David Sedaris’ family has always been an anchor in his essays. Over several books, readers have gotten insight into the sibling alliances and interactions that come with a large family.

In “Calypso,” his 10th book, the specter of mortality looms over his work, as his family shrinks in number. Sedaris notes how he’s a couple years shy of 62, the same age his mother died 27 years ago. The author also writes about the questions raised by the suicide of his youngest sister Tiffany in 2013. And, this being a Sedaris collection, there’s the story of how he once fed his benign tumor to a sea turtle. The reptile, too, had a tumor, but on its head and it was the “size of my niece’s fist,” Sedaris observed.

The PBS NewsHour asked the author to rattle off a quick list of four things — books, music, TV shows — to consume, including a a Danish political drama that will keep you “on the end of your seat.”

1. “Homesick for Another World” by Ottessa Moshfegh (2017)

“I cannot remember the last time I laughed that hard at a book,” Sedaris said of Moshfegh’s story story collection, published last year. To be clear, the recommendation here is a humorist saying a funny book is extremely funny.

Moshfegh told the Los Angeles Review of Books last year that she’s “interested in the way a character imagines his or her own reality, navigates it, gets it wrong, has a new idea, and rebuilds.”

“My life has a plot, certainly, but I live an internal life inside my head, and I think that’s probably true for most people,” she said during the interview. “A lot of life doesn’t go anywhere, and what’s interesting is what happens on the inside in that time.”

2. “The Traveling Feast: On the Road and at the Table with My Heroes” by Rick Bass (2018)

Billed as a “pilgrimage of gratitude and generosity,” Bass’ new memoir is a gastronomical ode to some of his favorite writers, Sedaris among them. Bass traveled around the world and made meals for them.

Bass “writes about nature like nobody else,” Sedaris said.

3. “The Final Tour: The Bootleg Series” by Miles Davis and John Coltrane (2018)

As The New Yorker recounts, the tension was thick in the air — and music — in this “Bootleg Series” of 1960s live recordings from the jazz greats.

“I just listen to it over and over and over again.
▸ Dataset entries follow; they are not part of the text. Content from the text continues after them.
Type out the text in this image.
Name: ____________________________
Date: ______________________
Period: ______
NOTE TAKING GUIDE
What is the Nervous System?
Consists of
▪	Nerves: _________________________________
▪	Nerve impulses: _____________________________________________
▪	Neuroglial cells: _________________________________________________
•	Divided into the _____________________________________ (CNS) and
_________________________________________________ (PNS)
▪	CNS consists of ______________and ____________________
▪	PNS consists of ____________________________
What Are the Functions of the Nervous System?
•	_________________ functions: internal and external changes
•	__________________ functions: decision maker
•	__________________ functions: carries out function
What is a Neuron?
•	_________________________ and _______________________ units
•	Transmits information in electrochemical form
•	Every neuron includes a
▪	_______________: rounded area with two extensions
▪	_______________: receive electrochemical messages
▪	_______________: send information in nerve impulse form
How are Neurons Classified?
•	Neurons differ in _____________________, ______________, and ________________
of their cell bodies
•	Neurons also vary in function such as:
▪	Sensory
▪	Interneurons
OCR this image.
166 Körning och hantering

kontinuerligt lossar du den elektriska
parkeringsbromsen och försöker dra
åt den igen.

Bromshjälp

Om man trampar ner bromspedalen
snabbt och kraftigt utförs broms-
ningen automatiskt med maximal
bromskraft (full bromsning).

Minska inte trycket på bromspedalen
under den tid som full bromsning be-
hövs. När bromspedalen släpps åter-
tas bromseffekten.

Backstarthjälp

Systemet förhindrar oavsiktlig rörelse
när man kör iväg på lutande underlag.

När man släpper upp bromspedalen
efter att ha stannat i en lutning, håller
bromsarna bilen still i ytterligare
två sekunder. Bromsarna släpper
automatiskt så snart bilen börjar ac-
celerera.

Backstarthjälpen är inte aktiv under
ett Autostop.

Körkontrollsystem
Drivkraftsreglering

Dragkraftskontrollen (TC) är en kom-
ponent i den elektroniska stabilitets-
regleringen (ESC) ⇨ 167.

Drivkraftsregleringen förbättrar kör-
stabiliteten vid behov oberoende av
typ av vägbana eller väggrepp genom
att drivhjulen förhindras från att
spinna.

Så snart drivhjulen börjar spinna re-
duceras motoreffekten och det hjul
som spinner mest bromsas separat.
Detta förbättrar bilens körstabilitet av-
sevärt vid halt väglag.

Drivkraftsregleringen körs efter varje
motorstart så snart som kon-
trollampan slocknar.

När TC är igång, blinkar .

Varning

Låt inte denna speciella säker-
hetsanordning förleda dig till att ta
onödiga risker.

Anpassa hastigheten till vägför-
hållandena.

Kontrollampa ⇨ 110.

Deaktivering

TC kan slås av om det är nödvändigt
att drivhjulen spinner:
It just reminds you how scandalous they were. you know, that music when it was introduced, it just blew the tops of people’s heads off,” Sedaris said.

4. “Borgen” (2010)

With oodles of TV shows to choose from, Sedaris suggested that you check out a gripping Danish political drama, called “Borgen,” whose three-season run ended in 2013. (Critics, too, have sung the show’s praises.)

“It’s a fictional show about the first female prime minister of Denmark,” Sedaris said. “She has to build a coalition to pass a budget, and you’re just on the end of your seat.”